Il premio Oscar Marion Cotillard (foto) arriva a Cannes al penultimo giorno di festival: è una polacca che fugge dall'Europa stremata dalla Grande Guerra insieme alla sorella verso l'America in The Immigrant di James Gray, storia di un inserimento sociale che non avviene; ad aiutarla, nel film, ci penserà Joaquin Phoenix, attore feticcio del regista (anche nell'ultimo Two Lovers), qui arraffone disperato e anche lui desideroso di appartenere ad una New York ricostruita totalmente in studio e fotografata dall'immenso Darius Khondji, qui l'anno scorso per il meraviglioso lavoro svolto in Amour, che per questa pellicola a-temporale sceglie di illuminare tutto col rosso – tipo il tramonto sul Titanic.
Applausi e commozioni per questo film che si mette in fila insieme agli altri in attesa della Palma di domani: The Past di Asghar Farhadi, che dopo l'Oscar per Una Separazione prende la candidata all'Oscar per The Artist e racconta di un matrimonio iraniano per le periferie di Parigi; Like Father, Like Son, del giapponese Hirokazu Koreeda, storia di un figlio scambiato alla nascita e del rapporto tra un padre e ciò che ha cresciuto per tanti anni; ma sono stati soprattutto Nebraska e Inside Llewyn Davis, entrambi americani, rispettivamente dei super-celebrati Alexander Payne e fratelli Coen, a strappare più consensi e recensioni positive.
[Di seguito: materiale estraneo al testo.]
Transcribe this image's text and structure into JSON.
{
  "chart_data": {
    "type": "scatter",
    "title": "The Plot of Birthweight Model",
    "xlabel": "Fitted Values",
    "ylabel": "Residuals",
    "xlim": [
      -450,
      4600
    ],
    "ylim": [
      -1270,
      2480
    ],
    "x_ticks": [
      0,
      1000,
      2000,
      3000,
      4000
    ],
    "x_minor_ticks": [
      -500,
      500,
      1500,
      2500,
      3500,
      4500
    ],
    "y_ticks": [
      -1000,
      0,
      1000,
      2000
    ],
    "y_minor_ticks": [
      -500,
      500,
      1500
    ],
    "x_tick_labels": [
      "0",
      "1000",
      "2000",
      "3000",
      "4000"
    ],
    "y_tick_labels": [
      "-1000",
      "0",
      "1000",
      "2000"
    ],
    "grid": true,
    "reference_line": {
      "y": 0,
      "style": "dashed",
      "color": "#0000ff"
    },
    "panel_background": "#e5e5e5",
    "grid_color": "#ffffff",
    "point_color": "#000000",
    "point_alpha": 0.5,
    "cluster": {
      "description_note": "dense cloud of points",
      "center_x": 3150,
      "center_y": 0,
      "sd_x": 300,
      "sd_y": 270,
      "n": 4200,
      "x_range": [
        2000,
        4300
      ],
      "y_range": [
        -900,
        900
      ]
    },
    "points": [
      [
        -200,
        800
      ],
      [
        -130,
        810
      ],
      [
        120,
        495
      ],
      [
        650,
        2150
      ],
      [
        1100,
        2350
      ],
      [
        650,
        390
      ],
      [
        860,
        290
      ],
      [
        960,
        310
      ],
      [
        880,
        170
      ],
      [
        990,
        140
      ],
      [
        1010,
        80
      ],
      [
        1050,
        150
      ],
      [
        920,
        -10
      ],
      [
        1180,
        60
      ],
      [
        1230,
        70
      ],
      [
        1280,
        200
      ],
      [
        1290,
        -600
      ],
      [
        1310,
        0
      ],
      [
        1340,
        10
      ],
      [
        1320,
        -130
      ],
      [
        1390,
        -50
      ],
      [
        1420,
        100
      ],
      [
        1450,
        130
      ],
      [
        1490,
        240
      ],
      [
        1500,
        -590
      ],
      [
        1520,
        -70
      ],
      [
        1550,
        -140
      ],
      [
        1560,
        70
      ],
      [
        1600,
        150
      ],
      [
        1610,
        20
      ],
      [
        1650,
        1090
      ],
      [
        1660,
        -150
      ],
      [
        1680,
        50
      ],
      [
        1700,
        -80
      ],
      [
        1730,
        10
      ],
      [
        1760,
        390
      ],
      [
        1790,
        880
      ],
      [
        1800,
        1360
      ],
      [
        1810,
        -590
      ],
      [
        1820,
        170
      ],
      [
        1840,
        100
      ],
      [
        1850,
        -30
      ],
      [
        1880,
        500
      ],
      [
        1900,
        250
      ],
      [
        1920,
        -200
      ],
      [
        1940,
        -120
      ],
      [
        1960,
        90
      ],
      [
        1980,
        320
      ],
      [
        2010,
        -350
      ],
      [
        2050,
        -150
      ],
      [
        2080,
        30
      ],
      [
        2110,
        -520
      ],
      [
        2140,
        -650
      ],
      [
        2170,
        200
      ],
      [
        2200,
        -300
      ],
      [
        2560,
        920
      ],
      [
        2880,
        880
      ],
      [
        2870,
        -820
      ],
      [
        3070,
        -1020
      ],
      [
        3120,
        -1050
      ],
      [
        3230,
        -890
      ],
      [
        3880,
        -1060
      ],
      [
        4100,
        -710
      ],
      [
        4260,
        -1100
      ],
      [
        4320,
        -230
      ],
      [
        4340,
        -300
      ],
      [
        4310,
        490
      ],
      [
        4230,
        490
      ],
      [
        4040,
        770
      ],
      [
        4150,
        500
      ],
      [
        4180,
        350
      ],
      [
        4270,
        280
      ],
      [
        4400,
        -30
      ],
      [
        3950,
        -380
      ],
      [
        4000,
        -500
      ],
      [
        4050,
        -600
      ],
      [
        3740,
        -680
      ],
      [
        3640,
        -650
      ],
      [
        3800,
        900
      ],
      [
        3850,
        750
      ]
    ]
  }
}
In questo ultimo giorno di proiezioni tornerà sullo schermo Roman Polanski col francese Venus In Fur; lui ovviamente assente dal tappeto rosso mentre sfilerà il super-cast dell'ultima pellicola in gara, Only Lovers Left Alive – Mia Wasikowska, Tom Hiddleston, Tilda Swinton, John Hurt, Anton Yelchin – prima pellicola fantasy-vampiresca di Jim Jarmusch.
E se il nostro Sorrentino ha diviso, come sempre, il pubblico e la critica, l'italiano a sorpresa che fa il colpaccio è il film Salvo, vincitore di entrambi i premi della Settimana della Critica (il Gran Premio della Giuria e il Premio Rivelazione): cinque anni per raccogliere i fondi necessari per le riprese (un milione di euro), distribuzione francese già confermata e un nome noto dietro la direzione della fotografia (Daniele Ciprì), Salvo è l'esordio di Piazza & Grassadonia a partire da un corto con lo stesso tema di qualche anno fa.
Sullo stesso genere di tensione ha viaggiato All Is Lost due giorni fa: Robert Redford (76 anni non sentiti) e la sua barca in mezzo al mare sono unici figure di questo film totalmente privo di dialoghi – un monologo iniziale, qualche «fuck» nel mezzo – diretto dal celebrato J.C. Chandor di Margin Call che ha messo tutti d'accordo sulla qualità di una regia narrativamente insolita per un film d'azione.